The Poincare Conjecture: In Search of the Shape of the Universe, by Donal O'Shea, Penguin, 2007, 292pp.
You have to wonder who is the intended audience for popular math books. If it is for math groupies like me, then why put in basic descriptions of Euclidean, spherical and hyperbolic geometry? Perhaps authors live in hope that somebody else will read it too. Anyway, I am used to that. I felt this book was going wrong when I was tempted to skim, but what I was reading was not rehashed basics, but pure human history about mathematicians. Poincaré's life story is new to me and should have been interesting. But in this book, it was not. There is a lot of saying how exciting math is, instead of showing. Perhaps it works better in O'Shea's lectures at Mt Holyoke. And perhaps it is more interesting to career academics, since it covers a lot of history of academic institutions.
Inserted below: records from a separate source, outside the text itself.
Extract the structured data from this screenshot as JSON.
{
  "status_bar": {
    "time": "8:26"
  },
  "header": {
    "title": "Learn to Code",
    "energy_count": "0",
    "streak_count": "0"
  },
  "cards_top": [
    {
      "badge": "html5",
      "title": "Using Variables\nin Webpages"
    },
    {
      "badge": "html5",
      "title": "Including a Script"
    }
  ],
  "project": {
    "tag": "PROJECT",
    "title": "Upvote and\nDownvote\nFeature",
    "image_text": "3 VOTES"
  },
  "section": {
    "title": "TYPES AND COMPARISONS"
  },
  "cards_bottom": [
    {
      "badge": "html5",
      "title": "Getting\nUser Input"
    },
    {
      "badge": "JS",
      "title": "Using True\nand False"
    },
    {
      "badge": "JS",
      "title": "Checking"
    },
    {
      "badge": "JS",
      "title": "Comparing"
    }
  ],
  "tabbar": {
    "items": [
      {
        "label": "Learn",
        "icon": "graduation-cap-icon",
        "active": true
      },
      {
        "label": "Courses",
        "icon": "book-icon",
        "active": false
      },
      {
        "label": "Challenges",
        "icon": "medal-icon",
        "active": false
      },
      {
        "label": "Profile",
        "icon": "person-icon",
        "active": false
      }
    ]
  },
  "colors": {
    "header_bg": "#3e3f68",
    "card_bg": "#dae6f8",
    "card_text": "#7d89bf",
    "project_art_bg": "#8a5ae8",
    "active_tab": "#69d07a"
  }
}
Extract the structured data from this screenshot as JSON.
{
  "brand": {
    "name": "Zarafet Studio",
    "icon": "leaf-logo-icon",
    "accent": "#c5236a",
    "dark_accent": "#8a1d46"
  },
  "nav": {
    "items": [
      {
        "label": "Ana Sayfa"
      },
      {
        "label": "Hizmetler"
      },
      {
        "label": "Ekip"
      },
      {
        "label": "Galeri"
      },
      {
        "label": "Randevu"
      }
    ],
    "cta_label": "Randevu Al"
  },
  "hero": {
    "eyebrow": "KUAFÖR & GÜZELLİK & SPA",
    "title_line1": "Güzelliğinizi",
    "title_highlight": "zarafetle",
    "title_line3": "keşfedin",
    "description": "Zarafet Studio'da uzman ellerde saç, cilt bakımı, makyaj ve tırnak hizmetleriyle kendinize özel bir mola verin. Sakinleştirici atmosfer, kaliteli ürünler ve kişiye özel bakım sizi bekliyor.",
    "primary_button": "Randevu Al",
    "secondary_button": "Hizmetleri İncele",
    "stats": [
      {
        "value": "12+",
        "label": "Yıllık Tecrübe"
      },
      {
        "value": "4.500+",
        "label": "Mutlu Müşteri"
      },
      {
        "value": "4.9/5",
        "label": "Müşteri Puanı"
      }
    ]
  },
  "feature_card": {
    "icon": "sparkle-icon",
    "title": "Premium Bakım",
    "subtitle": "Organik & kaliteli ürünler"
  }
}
This is a book about topology in which the diagrams are poor! Though the portraits are not. This is inexcusable in the age of computers, where even the Grateful Dead show Not Knot at concerts. I will console myself by poring over my copy of A Topological Picturebook.
Cool factoid: there are 28 inequivalent ways of defining a calculus on the seven-sphere.
Most popular math books save the really great stuff for the last chapter. I expect this book was commissioned because of the amazing story of Perelman solving the conjecture and declining the million-dollar prize, and the exciting piece in the New Yorker about it, which among other things accuses the famous mathematician Shing-Tung Yau of trying to steal credit. O'Shea calls the article sensational, but then does not say much else about the controversy. The book ends a few pages later.
My favorite recent book in this genre remains the one on the four color map theorem. In the copious notes, O'Shea recommends The Shape of Space, which might be good. Symmetry and the Monster looks tempting too.